* Image illustrative uniquement.Torikai Kunitoshi
鳥養国俊
Aussi connu sous le nom de: Torikai Kunitoshi / Le Niji Kunitoshi porté par Ishida Mitsunari
Description
Un ko-dachi du maître aux deux caractères de signature
Le Torikai Kunitoshi est l'œuvre de Kunitoshi, un maître de l'école Awataguchi en province de Yamashiro, actif à la fin de la période Kamakura. Parce qu'il signait le nakago avec seulement deux caractères « Kunitoshi », ses œuvres sont collectivement connues sous le nom de Niji Kunitoshi, et celle-ci en est l'un des plus beaux exemples. La lame mesure 1 shaku 9 sun 9 bu (environ 60 cm), la longueur d'un ko-dachi, bien que le Musée de l'Art Tokugawa la classe comme un tachi. Elle présente le grain ko-itame finement compacté typique de l'école Awataguchi et un hamon élégant basé sur suguha avec de petites irrégularités, et elle figure au Kyōhō Meibutsu Chō.

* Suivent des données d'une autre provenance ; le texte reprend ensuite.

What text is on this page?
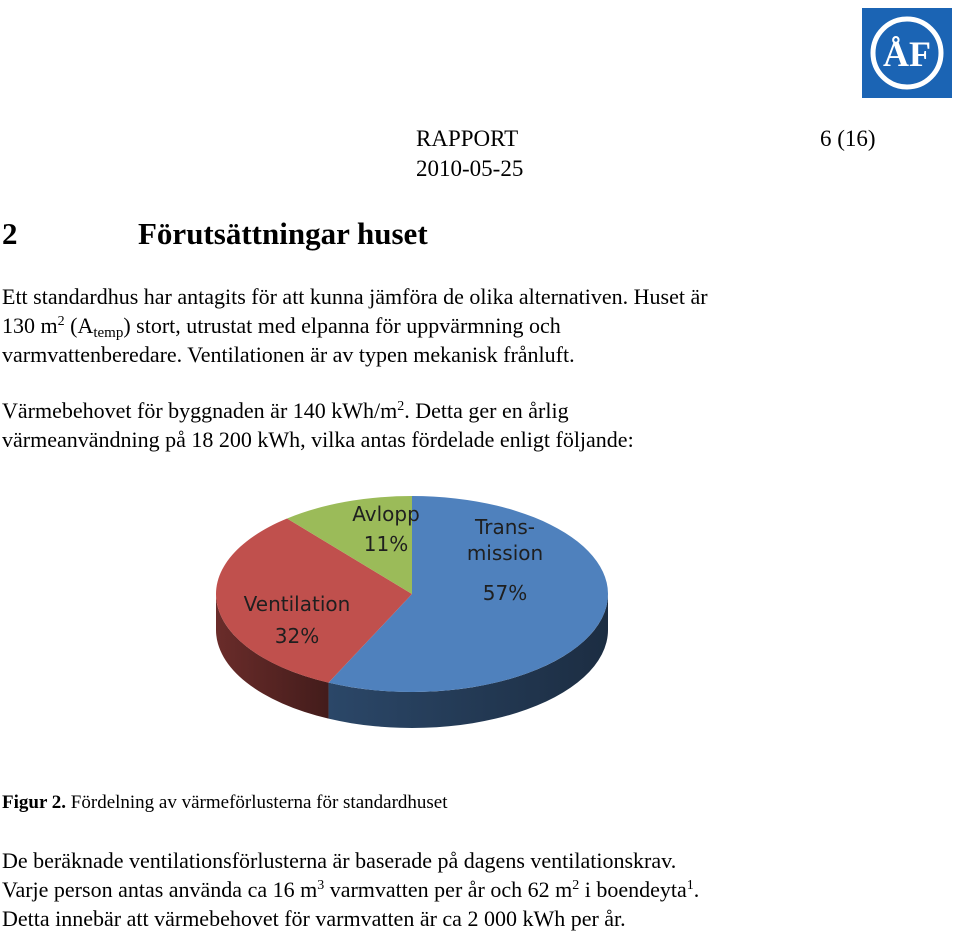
ÅF
RAPPORT
2010-05-25
6 (16)
2	Förutsättningar huset
Ett standardhus har antagits för att kunna jämföra de olika alternativen. Huset är
130 $m^2$ $(A_{temp})$ stort, utrustat med elpanna för uppvärmning och
varmvattenberedare. Ventilationen är av typen mekanisk frånluft.
Värmebehovet för byggnaden är 140 kWh/$m^2$. Detta ger en årlig
värmeanvändning på 18 200 kWh, vilka antas fördelade enligt följande:
Trans-
mission
57%
Ventilation
32%
Avlopp
11%
Figur 2. Fördelning av värmeförlusterna för standardhuset
De beräknade ventilationsförlusterna är baserade på dagens ventilationskrav.
Varje person antas använda ca 16 $m^3$ varmvatten per år och 62 $m^2$ i boendeyta$^1$.
Detta innebär att värmebehovet för varmvatten är ca 2 000 kWh per år.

Le nom et une provenance prestigieuse
Le nom dérive d'un propriétaire initial, le citadin de Sakai Torikai Sōkei. La lame a ensuite été achetée pour 150 kan par Hosokawa Yūsai, le guerrier-poète, qui l'a transmise à son fils Hosokawa Tadaoki. Tadaoki l'a ensuite vendue à Ishida Mitsunari pour la somme considérable de 500 kan — une transaction qui illustre comment le commerce des lames renommées servait à la fois de monnaie sociale et d'affichage de richesse parmi les daimyo.

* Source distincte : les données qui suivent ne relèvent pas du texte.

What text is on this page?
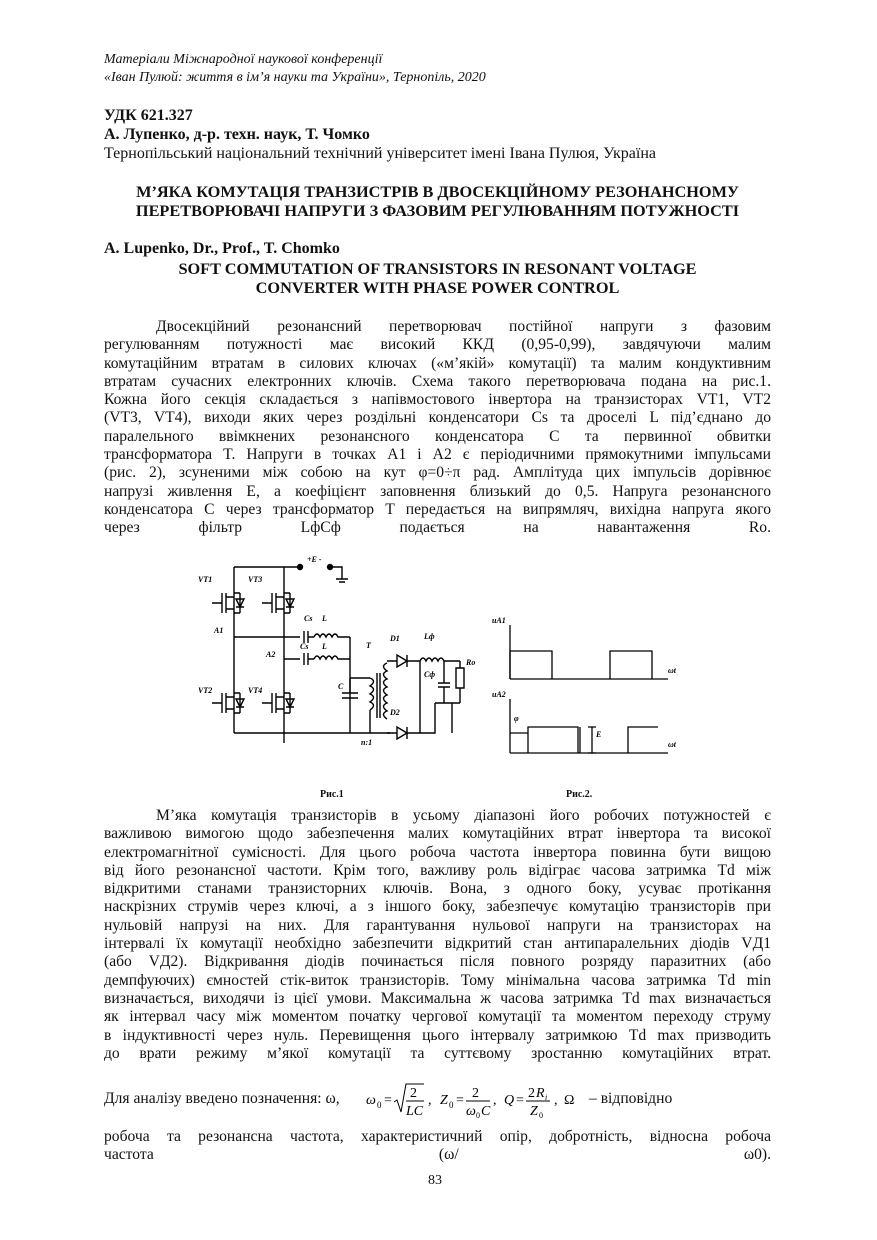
Матеріали Міжнародної наукової конференції
«Іван Пулюй: життя в ім’я науки та України», Тернопіль, 2020
УДК 621.327
А. Лупенко, д-р. техн. наук, Т. Чомко
Тернопільський національний технічний університет імені Івана Пулюя, Україна
М’ЯКА КОМУТАЦІЯ ТРАНЗИСТРІВ В ДВОСЕКЦІЙНОМУ РЕЗОНАНСНОМУ
ПЕРЕТВОРЮВАЧІ НАПРУГИ З ФАЗОВИМ РЕГУЛЮВАННЯМ ПОТУЖНОСТІ
A. Lupenko, Dr., Prof., T. Chomko
SOFT COMMUTATION OF TRANSISTORS IN RESONANT VOLTAGE
CONVERTER WITH PHASE POWER CONTROL
Двосекційний резонансний перетворювач постійної напруги з фазовим
регулюванням потужності має високий ККД (0,95-0,99), завдячуючи малим
комутаційним втратам в силових ключах («м’якій» комутації) та малим кондуктивним
втратам сучасних електронних ключів. Схема такого перетворювача подана на рис.1.
Кожна його секція складається з напівмостового інвертора на транзисторах VT1, VT2
(VT3, VT4), виходи яких через роздільні конденсатори Cs та дроселі L під’єднано до
паралельного ввімкнених резонансного конденсатора C та первинної обвитки
трансформатора T. Напруги в точках A1 і A2 є періодичними прямокутними імпульсами
(рис. 2), зсуненими між собою на кут φ=0÷π рад. Амплітуда цих імпульсів дорівнює
напрузі живлення E, а коефіцієнт заповнення близький до 0,5. Напруга резонансного
конденсатора C через трансформатор T передається на випрямляч, вихідна напруга якого
через фільтр LфCф подається на навантаження Ro.
VT1	VT3
VT2	VT4
+E -
A1
A2
Cs L
Cs L
C
T
D1
D2
Lф
Cф
Ro
n:1
Рис.1
uA1
ωt
uA2
ωt
φ
E
Рис.2.
М’яка комутація транзисторів в усьому діапазоні його робочих потужностей є
важливою вимогою щодо забезпечення малих комутаційних втрат інвертора та високої
електромагнітної сумісності. Для цього робоча частота інвертора повинна бути вищою
від його резонансної частоти. Крім того, важливу роль відіграє часова затримка Td між
відкритими станами транзисторних ключів. Вона, з одного боку, усуває протікання
наскрізних струмів через ключі, а з іншого боку, забезпечує комутацію транзисторів при
нульовій напрузі на них. Для гарантування нульової напруги на транзисторах на
інтервалі їх комутації необхідно забезпечити відкритий стан антипаралельних діодів VД1
(або VД2). Відкривання діодів починається після повного розряду паразитних (або
демпфуючих) ємностей стік-виток транзисторів. Тому мінімальна часова затримка Td min
визначається, виходячи із цієї умови. Максимальна ж часова затримка Td max визначається
як інтервал часу між моментом початку чергової комутації та моментом переходу струму
в індуктивності через нуль. Перевищення цього інтервалу затримкою Td max призводить
до врати режиму м’якої комутації та суттєвому зростанню комутаційних втрат.
Для аналізу введено позначення: ω, ω 0 = 2
LC
, Z 0 = 2
ω 0 C
, Q = 2 R i
Z 0
, Ω – відповідно
робоча та резонансна частота, характеристичний опір, добротність, відносна робоча
частота (ω/ ω0).
83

Perdue à Sekigahara, récupérée pour Ieyasu
Mitsunari portait ce ko-dachi à la Bataille de Sekigahara en 1600. Après la défaite de l'armée de l'Ouest et son exécution, l'épée disparut, jusqu'à ce que Tomita Nobutaka, seigneur du Château de Tsu en Ise, la retrouve et la présente à Tokugawa Ieyasu. Au onzième mois de 1618, elle a été transmise dans le cadre du legs d'Ieyasu à Tokugawa Yoshinao, fondateur de la maison Owari Tokugawa, et elle est restée l'un de ses trésors familiaux. Elle a été certifiée Objet d'art important en 1941 et est conservée aujourd'hui par le Musée de l'Art Tokugawa à Nagoya.

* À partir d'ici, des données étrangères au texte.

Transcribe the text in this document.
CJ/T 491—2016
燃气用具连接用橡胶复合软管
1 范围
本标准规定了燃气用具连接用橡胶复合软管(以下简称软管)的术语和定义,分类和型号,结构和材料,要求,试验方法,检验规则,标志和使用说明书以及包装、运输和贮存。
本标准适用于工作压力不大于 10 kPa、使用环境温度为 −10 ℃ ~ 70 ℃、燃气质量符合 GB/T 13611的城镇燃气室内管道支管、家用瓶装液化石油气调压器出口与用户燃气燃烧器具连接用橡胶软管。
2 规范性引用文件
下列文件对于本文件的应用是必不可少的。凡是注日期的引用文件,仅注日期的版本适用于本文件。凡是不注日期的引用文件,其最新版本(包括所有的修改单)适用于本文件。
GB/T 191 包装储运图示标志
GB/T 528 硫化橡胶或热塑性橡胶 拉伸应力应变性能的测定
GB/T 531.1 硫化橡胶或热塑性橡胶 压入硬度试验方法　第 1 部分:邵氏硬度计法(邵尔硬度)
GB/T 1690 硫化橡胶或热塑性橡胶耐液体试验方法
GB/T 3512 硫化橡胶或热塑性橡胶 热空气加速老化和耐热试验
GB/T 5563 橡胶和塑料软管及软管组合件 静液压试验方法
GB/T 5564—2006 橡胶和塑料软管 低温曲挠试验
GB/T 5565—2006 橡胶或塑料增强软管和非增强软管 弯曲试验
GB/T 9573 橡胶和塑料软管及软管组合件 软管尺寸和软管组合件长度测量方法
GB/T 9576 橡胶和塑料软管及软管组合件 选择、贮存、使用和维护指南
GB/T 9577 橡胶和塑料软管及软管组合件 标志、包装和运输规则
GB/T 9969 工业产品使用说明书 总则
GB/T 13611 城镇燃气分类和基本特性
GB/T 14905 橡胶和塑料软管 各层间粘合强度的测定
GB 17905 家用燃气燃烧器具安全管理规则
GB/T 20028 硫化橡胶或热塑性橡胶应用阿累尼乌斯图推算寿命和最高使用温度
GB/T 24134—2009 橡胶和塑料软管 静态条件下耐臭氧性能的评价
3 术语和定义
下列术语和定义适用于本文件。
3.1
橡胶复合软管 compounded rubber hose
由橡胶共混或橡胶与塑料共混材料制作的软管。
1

L'école Awataguchi et Kunitoshi
Kunitoshi travaillait à l'école Awataguchi de la province de Yamashiro à la fin de la période Kamakura. L'école, qui a commencé avec les six frères Awataguchi — Hisakuni, Kuniyasu, Kunitomo et autres — et qui a produit le grand maître des poignards Yoshimitsu, était réputée pour la surface nashiji-hada exquisément raffinée de son acier. Les lames signées des deux caractères « Kunitoshi » sont conventionnellement distinguées comme Niji Kunitoshi de celles signées « Rai Kunitoshi », bien que les savants débattent de la question de savoir si les deux signatures appartiennent à un seul maître ou à deux. Parmi les œuvres à deux caractères, le Torikai Kunitoshi se distingue par la clarté de sa provenance documentée.
Légendes et récits
Une lame célèbre qui a disparu à Sekigahara
Ce qui rend le Torikai Kunitoshi mémorable est avant tout son parcours tumultueux. Ishida Mitsunari, qui l'avait acheté à Hosokawa Tadaoki pour 500 kan, l'a porté au combat à Sekigahara. Lorsque l'armée de l'Ouest s'est effondrée et que Mitsunari a été exécuté à Rokujō-gawara, l'épée a disparu quelque part dans le chaos de cette bataille décisive — mais a finalement été retrouvée par Tomita Nobutaka, seigneur du Château de Tsu, et présentée au vainqueur, Tokugawa Ieyasu.
Honorer l'épée d'un ennemi
Ieyasu l'a acceptée sans rancœur et l'a léguée à Tokugawa Yoshinao d'Owari. Qu'une épée d'un rival vaincu n'ait pas été détruite mais préservée comme un trésor de la branche Tokugawa aînée en dit long sur la façon dont la classe guerrière valorisait l'histoire d'une lame comme inséparable de la lame elle-même. Quatre siècles plus tard, l'épée de Mitsunari est toujours conservée et exposée au Musée de l'Art Tokugawa à Nagoya.